CAMPAIGNERS who still hope to get Richard III’s skeleton buried in York have had their hopes boosted after the discovery of a 529-year-old letter in the National Archives.

The document, unearthed by historian and Tory MP Chris Skidmore, suggests the King did plan to be buried in York, rather than Leicester, which is now set to be his last resting place.

It provides fresh ammunition to campaigners who believe the King was establishing a major new religious foundation at the Minster with a view to it becoming his mausoleum.

It shows he wanted the 100 priests at the new foundation to use their prayers to make him ‘more acceptable to God and his saints’.

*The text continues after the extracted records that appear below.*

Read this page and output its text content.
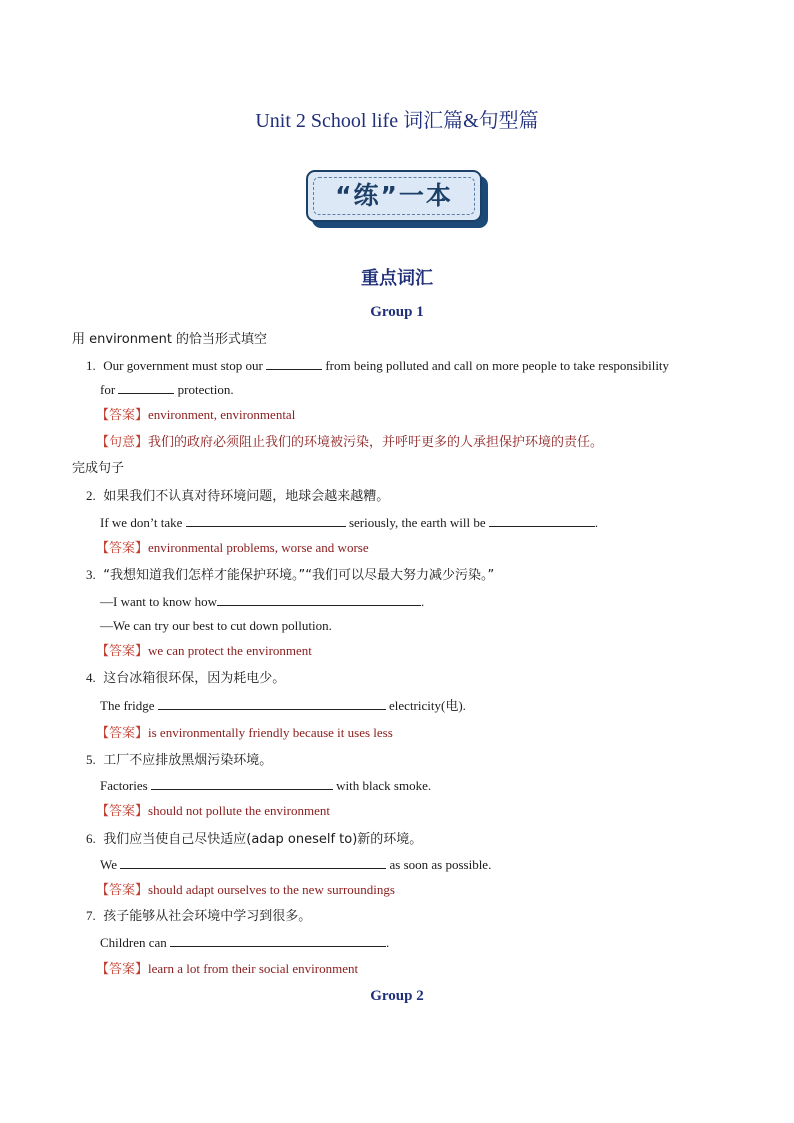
Unit 2 School life 词汇篇&句型篇
“练”一本
重点词汇
Group 1
用 environment 的恰当形式填空
1. Our government must stop our	from being polluted and call on more people to take responsibility
for	protection.
【答案】environment, environmental
【句意】我们的政府必须阻止我们的环境被污染，并呼吁更多的人承担保护环境的责任。
完成句子
2. 如果我们不认真对待环境问题，地球会越来越糟。
If we don’t take	seriously, the earth will be	.
【答案】environmental problems, worse and worse
3. “我想知道我们怎样才能保护环境。”“我们可以尽最大努力减少污染。”
—I want to know how	.
—We can try our best to cut down pollution.
【答案】we can protect the environment
4. 这台冰箱很环保，因为耗电少。
The fridge	electricity(电).
【答案】is environmentally friendly because it uses less
5. 工厂不应排放黑烟污染环境。
Factories	with black smoke.
【答案】should not pollute the environment
6. 我们应当使自己尽快适应(adap oneself to)新的环境。
We	as soon as possible.
【答案】should adapt ourselves to the new surroundings
7. 孩子能够从社会环境中学习到很多。
Children can	.
【答案】learn a lot from their social environment
Group 2
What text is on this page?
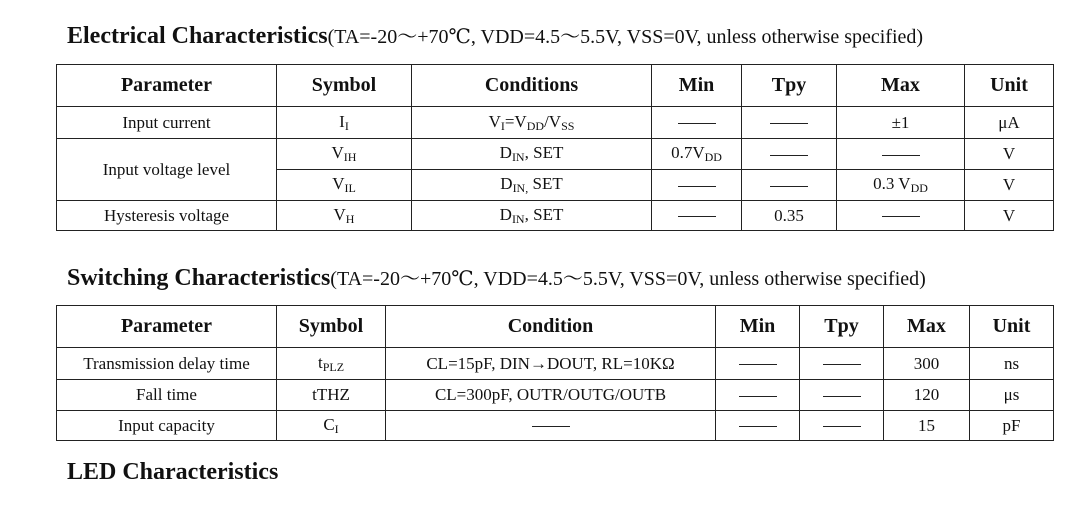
Electrical Characteristics(TA=-20～+70℃, VDD=4.5～5.5V, VSS=0V, unless otherwise specified)
Parameter	Symbol	Conditions	Min	Tpy	Max	Unit
Input current	$I_I$	$V_I=V_{DD}/V_{SS}$			±1	μA
Input voltage level	$V_{IH}$	$D_{IN}$, SET	$0.7V_{DD}$			V
	$V_{IL}$	$D_{IN,}$ SET			0.3 $V_{DD}$	V
Hysteresis voltage	$V_H$	$D_{IN}$, SET		0.35		V
Switching Characteristics(TA=-20～+70℃, VDD=4.5～5.5V, VSS=0V, unless otherwise specified)
Parameter	Symbol	Condition	Min	Tpy	Max	Unit
Transmission delay time	$t_{PLZ}$	CL=15pF, DIN→DOUT, RL=10KΩ			300	ns
Fall time	tTHZ	CL=300pF, OUTR/OUTG/OUTB			120	μs
Input capacity	$C_I$				15	pF
LED Characteristics
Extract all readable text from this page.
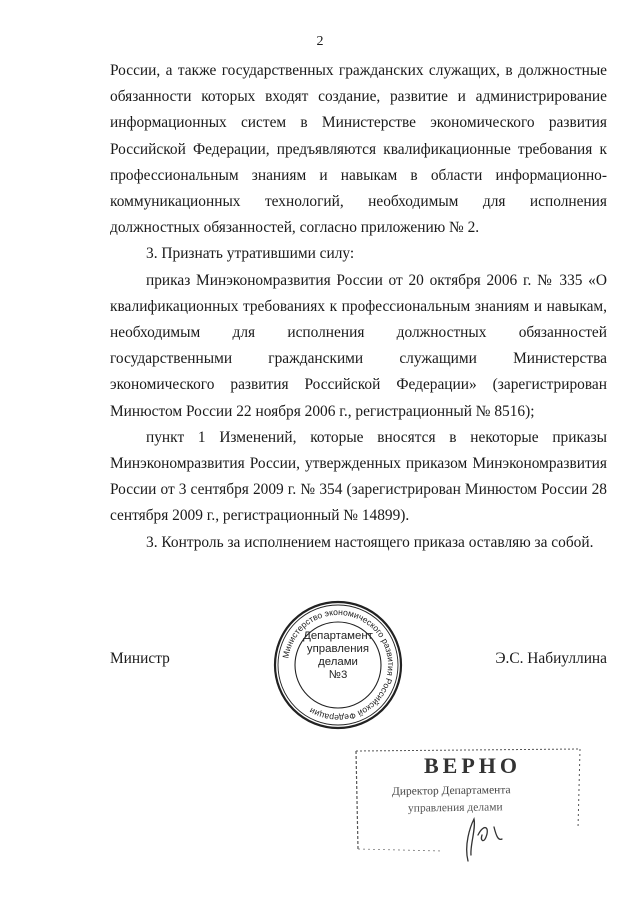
2

России, а также государственных гражданских служащих, в должностные обязанности которых входят создание, развитие и администрирование информационных систем в Министерстве экономического развития Российской Федерации, предъявляются квалификационные требования к профессиональным знаниям и навыкам в области информационно-коммуникационных технологий, необходимым для исполнения должностных обязанностей, согласно приложению № 2.

3. Признать утратившими силу:

приказ Минэкономразвития России от 20 октября 2006 г. № 335 «О квалификационных требованиях к профессиональным знаниям и навыкам, необходимым для исполнения должностных обязанностей государственными гражданскими служащими Министерства экономического развития Российской Федерации» (зарегистрирован Минюстом России 22 ноября 2006 г., регистрационный № 8516);

пункт 1 Изменений, которые вносятся в некоторые приказы Минэкономразвития России, утвержденных приказом Минэкономразвития России от 3 сентября 2009 г. № 354 (зарегистрирован Минюстом России 28 сентября 2009 г., регистрационный № 14899).

3. Контроль за исполнением настоящего приказа оставляю за собой.

Министр	Э.С. Набиуллина
Министерство экономического развития Российской Федерации
Департамент
управления
делами
№3
ВЕРНО
Директор Департамента
управления делами
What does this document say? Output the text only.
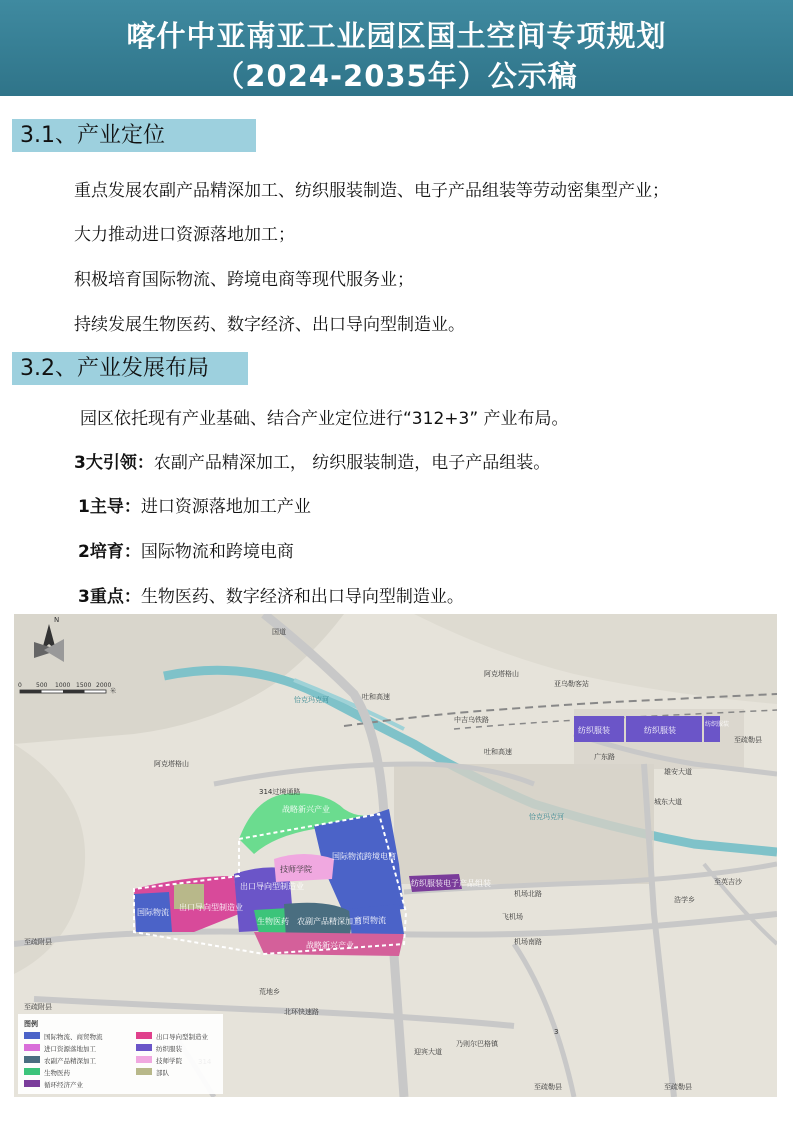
喀什中亚南亚工业园区国土空间专项规划
（2024-2035年）公示稿
3.1、产业定位
重点发展农副产品精深加工、纺织服装制造、电子产品组装等劳动密集型产业；
大力推动进口资源落地加工；
积极培育国际物流、跨境电商等现代服务业；
持续发展生物医药、数字经济、出口导向型制造业。
3.2、产业发展布局
园区依托现有产业基础、结合产业定位进行“312+3” 产业布局。
3大引领：农副产品精深加工， 纺织服装制造，电子产品组装。
1主导：进口资源落地加工产业
2培育：国际物流和跨境电商
3重点：生物医药、数字经济和出口导向型制造业。
战略新兴产业
国际物流跨境电商
出口导向型制造业
出口导向型制造业
生物医药 农副产品精深加工
商贸物流
国际物流
战略新兴产业
纺织服装电子产品组装
纺织服装	纺织服装
纺织服装
技师学院
阿克塔格山
阿克塔格山
亚乌勒客站
中吉乌铁路
恰克玛克河
恰克玛克河
314过境通路
吐和高速
广东路
雄安大道
城东大道
机场北路
机场南路
飞机场
浩学乡
至疏附县
至疏附县
荒地乡
北环快速路
迎宾大道
乃则尔巴格镇
至疏勒县	至疏勒县
至疏勒县
至英吉沙
吐和高速
国道
3
N
0 500 1000 1500 2000
米
图例
国际物流、商贸物流	出口导向型制造业
进口资源落地加工	纺织服装
农副产品精深加工	技师学院
生物医药	部队
循环经济产业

Mr Skidmore says in an article for BBC History magazine that the letter, written five months before his death, suggests Richard’s ‘real intention’ in establishing the college at York may have been to follow the 15th Century trend for aristocrats to turn similar foundations into mausoleums. “The connection between Richard’s establishment of the foundation at York and the salvation of his own soul could hardly be any clearer,” he said.

The king’s bones were found under a Leicester car park in 2012, sparking a massivecontroversy over whether they should be re-buried at Leicester Cathedral or York Minster.

The Plantagenet Alliance, which involves distant relatives of the king, claimed York was a more suitable location for Richard’s remains as he had spent his childhood and much of his adult life in the North.

Leicester recently won the battle to provide his final resting place following a lengthy legal challenge by campaigners.

Three High Court judges last month ruled the campaigners could not have a public consultation on his burial place and it was time for him to be given a dignified reburial, and finally laid to rest.